Dr. Joseph Lawrence and Robert Wood Johnson, founder of Johnson & Johnson, took notice and began to promote antiseptic as the new way of protecting patients.
Then, in 1879, Lawrence created a new antiseptic for use in surgeries and for cleaning wounds. He called it Listerine mouthwash, named in honor of Dr. Lister.
The Lambert Pharmaceutical Company bought the rights and formula to Listerine and began to market it for all sorts of ailments. By 1895, studies showed Listerine’s effectiveness for killing germs in the mouth, which made dentists and their patients take notice.
Creating a Market for Mouthwash
Let’s get something straight: Listerine did not invent bad breath, they just figured out a clever way to create a market for their product.
It was during the 1920s that bad breath became more than just a fact of life. And it was Gerald Lambert, the son of the owner of Lambert Pharmaceutical Company, who came across the term, “halitosis,” in an old medical journal. Halitosis is an old Latin word meaning, “bad breath.” But because of its scientific-sounding name, people started to pay attention. It was framed as a medical condition that required treatment, and of course, the prescription was Listerine mouthwash.
Enter Edna, a beautiful young woman with all of the charm and social graces that made her desirable, except for one fatal flaw – Edna suffered from halitosis. What made it worse was that she didn’t even know it! Not even her closest friends would tell her and so Poor Edna, despite all of her charms, was “always the bridesmaid and never the bride.”
This ad campaign created salacious, fast-tempo dramas for readers to identify with, creating a demand for the product to avoid the same social-shaming circumstances Poor Edna found herself in.
And it worked.
Listerine’s annual sales went from a little over $100,000 in 1921, to more than $4 million annually in 1927. By the late 1920s, Listerine was the country’s third-largest print advertiser. To put that into perspective with today’s money, that’s an increase from $1.3 million to $57.5 million.
A Modern Mouthwash
Today, Listerine is a Johnson & Johnson product, and part of the $6 billion oral hygiene industry.
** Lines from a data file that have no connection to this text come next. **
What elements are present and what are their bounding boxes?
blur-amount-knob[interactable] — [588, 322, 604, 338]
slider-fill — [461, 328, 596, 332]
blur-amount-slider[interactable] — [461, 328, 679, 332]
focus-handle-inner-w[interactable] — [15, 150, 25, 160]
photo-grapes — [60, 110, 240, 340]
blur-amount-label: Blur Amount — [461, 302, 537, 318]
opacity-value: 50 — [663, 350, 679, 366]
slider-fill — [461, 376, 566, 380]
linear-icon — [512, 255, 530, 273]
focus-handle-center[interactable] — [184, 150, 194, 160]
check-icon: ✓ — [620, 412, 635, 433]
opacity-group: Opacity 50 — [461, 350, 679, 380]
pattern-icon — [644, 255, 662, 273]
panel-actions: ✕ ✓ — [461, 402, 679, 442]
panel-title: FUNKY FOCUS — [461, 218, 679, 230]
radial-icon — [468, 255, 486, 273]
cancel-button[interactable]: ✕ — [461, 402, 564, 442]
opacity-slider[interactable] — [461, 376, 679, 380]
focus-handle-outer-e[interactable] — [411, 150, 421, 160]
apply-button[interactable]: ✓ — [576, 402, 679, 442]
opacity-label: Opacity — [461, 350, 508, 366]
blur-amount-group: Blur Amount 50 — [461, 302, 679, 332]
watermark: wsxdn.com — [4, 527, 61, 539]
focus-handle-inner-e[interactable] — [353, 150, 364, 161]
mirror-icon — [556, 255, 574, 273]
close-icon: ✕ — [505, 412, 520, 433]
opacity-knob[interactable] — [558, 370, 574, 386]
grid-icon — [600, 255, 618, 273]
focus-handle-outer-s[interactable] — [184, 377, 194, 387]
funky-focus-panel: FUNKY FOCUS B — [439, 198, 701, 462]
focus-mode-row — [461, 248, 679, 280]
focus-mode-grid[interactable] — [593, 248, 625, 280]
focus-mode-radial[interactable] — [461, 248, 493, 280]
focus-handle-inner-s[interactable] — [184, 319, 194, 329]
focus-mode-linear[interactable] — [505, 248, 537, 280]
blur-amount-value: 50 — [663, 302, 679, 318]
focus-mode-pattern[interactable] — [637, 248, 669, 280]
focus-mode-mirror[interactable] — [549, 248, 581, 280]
And while the change of thought surrounding bad breath may have been provoked as a sales strategy, that doesn’t make it any less true that antiseptic mouthwash really is a good addition to your oral health care routine. And Listerine gets the job done with just thirty seconds of swishing, twice a day, it’s not that much added effort in exchange for a whole lot of benefit to keep your mouth healthy.
Dental Depot has not received endorsement for this article. It is meant for entertainment and educational purposes only.